‘Everyone liked it a great deal,’ says Biden on first-ever Quad summit
WASHINGTON/BEIJING: US President Joe Biden is pleased with the outcome of the historic first summit-level meeting of the Quad on Friday, one of his most significant foreign policy initiatives since taking office less than two months ago.
“It went very well,” Biden told reporters when asked how the Quad summit was. “Everyone seemed to like it a great deal.”
Biden and his counterparts Prime Ministers Narendra Modi of India, Scott Morrison of Australia and Yoshihide Suga of Japan - made history by getting together virtually for the first summit of the four-nation grouping, which they have described as a “flexible group of like-minded partners”.

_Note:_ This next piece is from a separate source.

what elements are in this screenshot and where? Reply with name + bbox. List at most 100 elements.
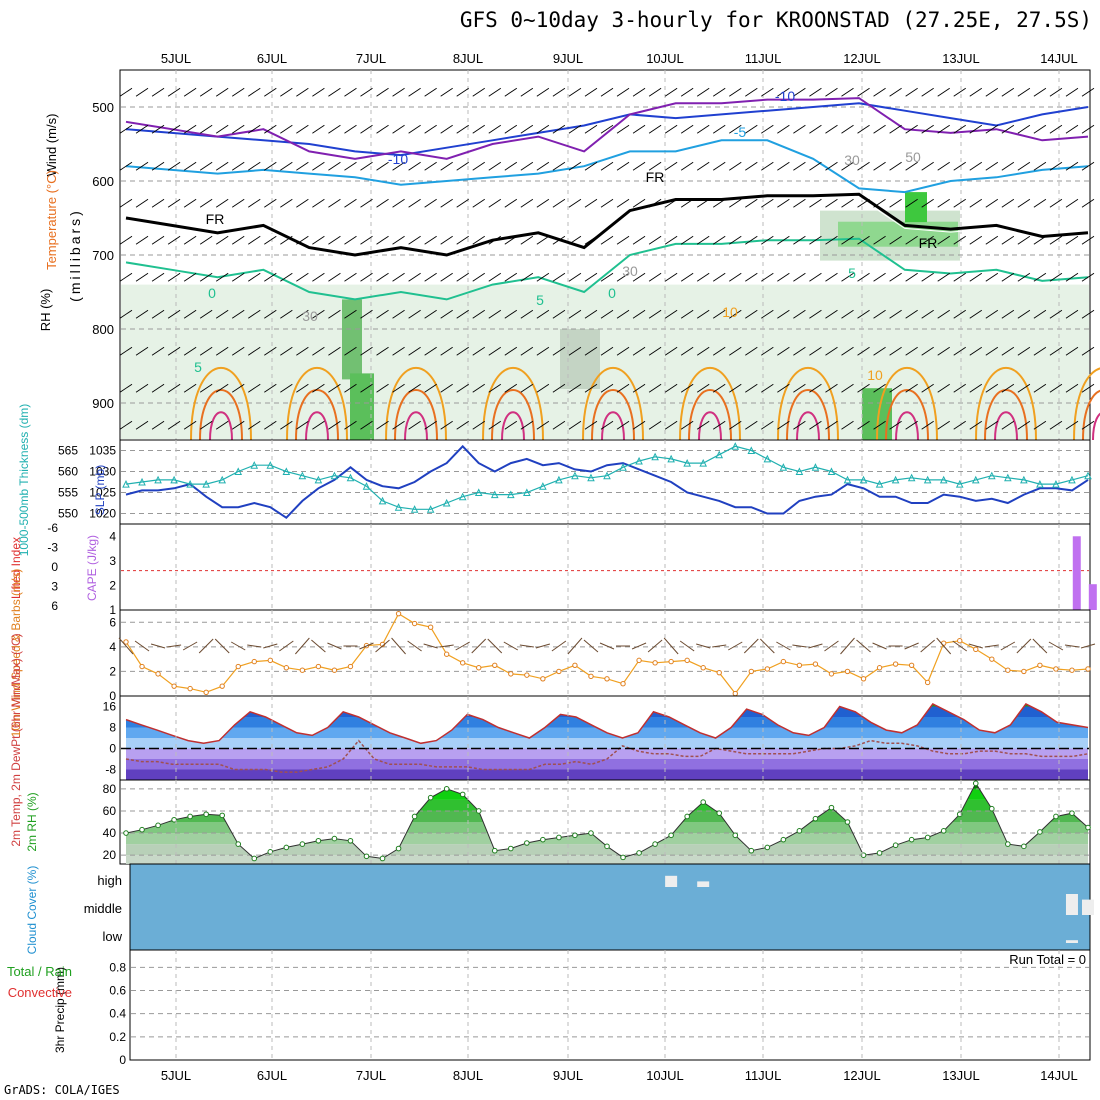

They also announced a major vaccine initiative to battle Covid-19 in Indo-Pacific countries facing acute shortage of vaccines; and set up working groups on coronavirus vaccines, climate and emerging technologies that clearly set up mechanisms for long-term and open-ended engagement. And they signed off on a joint statement and a factsheet.
The day after, they lent their bylines to a joint op-ed in The Washington Post portraying their partnership as a “spark of hope”. They explained in detail what they did last Friday and what they intend to do going forward. They assured the rest of the world they are not an exclusive club and that they will “work with all of those who share” their goals, chiefly, a free and open Indo-Pacific.
Work began on the summit early February, according to people familiar with its planning and execution, and continued at a frenetic pace since even as their respective nations fought the deadly Covid-19 pandemic at home.
“These last few weeks were complete madness, and unending series of meetings and exchange of notes and documents,” said one of those involved.
China says Quad will ‘end up nowhere’
China on Monday said the Quad “will end up nowhere” if it does not abandon its ideological bias and Cold War mentality but instead forms cliques, reiterating its opposition to the seemingly anti-China stance taken by the bloc.
Friday’s summit was closely monitored and critiqued by Beijing. China was riled after US national security adviser Jake Sullivan said at the summit the four Quad leaders discussed the challenge posed by China.
Asked to respond, the Chinese foreign ministry spokesperson Zhao Lijian said the China-threat is exaggerated. “For some time, some countries have been exaggerating the so-called China threat, China challenges to drive a wedge among regional countries to sow a discord between their relations with China,” Zhao said on Monday.
“What they have done is against the trend of times which is peace development and winwin cooperation and runs counter to the common aspirations of people in the region.”
“They will gain no support and will end up nowhere,” the spokesperson said, repeating the same words later in the press conference to another question.